Nu devant la glace (8)

Ce N'est Pas Moi, Ordi Hacké

Ces quelques premiers mots l'avaient sonné. Son cœur battait la chamade. Amoureux, il s'avoua. Deux aiguilles contraires se titillaient. Ecouter la promenade en effet, ou bien lire les mots qu'il avait sous la main. Respiration profonde, le ron-ron du bateau ne le faisait guère quitter sa torpeur. De toute façon, avec le vrombissement du navire et les commentaires du capitaine, il n'arriverait pas à intégrer tout le vocable de la belle. Il avait de toute façon le mal de mer, mais ne serait-ce pas le mal d'aimer ? Les marmots de devant lui ne l'aidaient pas à se concentrer sur son voyage. Qu'importe, il n'attendait que l'abordage pour aller s'enquérir du contenu de la lettre sur un banc près des canaux.

Le supplice se terminait. Il s'en voulait farouchement, il n'avait pas pris le plaisir demandé par Héloïse à son voyage. Qu'importe les cieux, quand on est amoureux, on est aveugle. Aveuglément aveugle de pouvoir lire cette lettre. Le premier banc ferait l'affaire.

Lecture attentive.

« Cher, mon nouvel ami qui n'a pas de nom, je préférai vous mettre dehors tellement je n'étais à mon aise. N'aviez-vous point remarqué la moiteur de mes mains et le rose sur les joues ? Sans fard et sans poudreuse, vous auriez été bien aveugle. Je n'ai ensuite voulu faire la navigation avec vous, vous n'auriez jamais profité de l'instant présent mais nous serions partis dans des élucubrations. Déjà que nous n'avons finalement jamais visité le musée. J'essaie de vous faire passer tout de même un excellent moment dans la ville.

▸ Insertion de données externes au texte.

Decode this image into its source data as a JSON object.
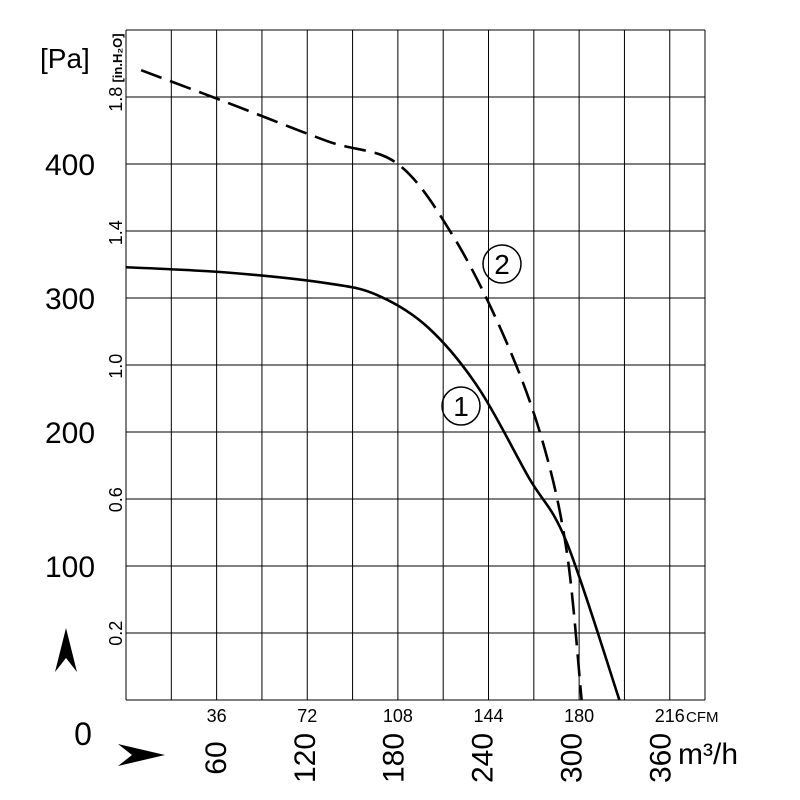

Qu'importe les villes en fait non ? Quand on fait connaissance. J'étais venue ici en quête de sens, vous y étiez venu, perdre votre sens, et l'ennui c'est qu'ainsi, l'on est tombé nez à nez. Et que depuis, je vous rêve. Vous rendez-vous compte, je vous rêve ? Alors je me suis moi-même lancée le défi de vous écrire un poème :

Je suis la rose éclose,
La rose parfois morose,
Difficile à faire succomber,
Sur des épines elle est tombée
Je n'ai peut-être jamais vraiment aimé
Alors, qu'en saurai-je si tel effet s'arrimait ?
A mon esprit, à mon être
Ne serait-ce que du paraitre ?
Je vous vois et je rougis,
Je vous imagine, et je gis,
Sur le carrelage de ma cuisine
Pour oublier que je m'y sens comme dans une mezzanine
A température élevée
Parce que vous me semblez un plat relevé
Qu'en sais-je de l'amour ?
De tous ces voyous qui promettent pour toujours ?
Qui êtes-vous, vous, le grand Inconnu ?
Devant vous, puis-je vraiment me mettre à nue ?

Je repars à Paris demain matin. Je vous propose que l'on se revoie une dernière fois ce soir, à mon appartement. »

Ainsi se terminait la lettre, de façon tranchante après un si beau poème.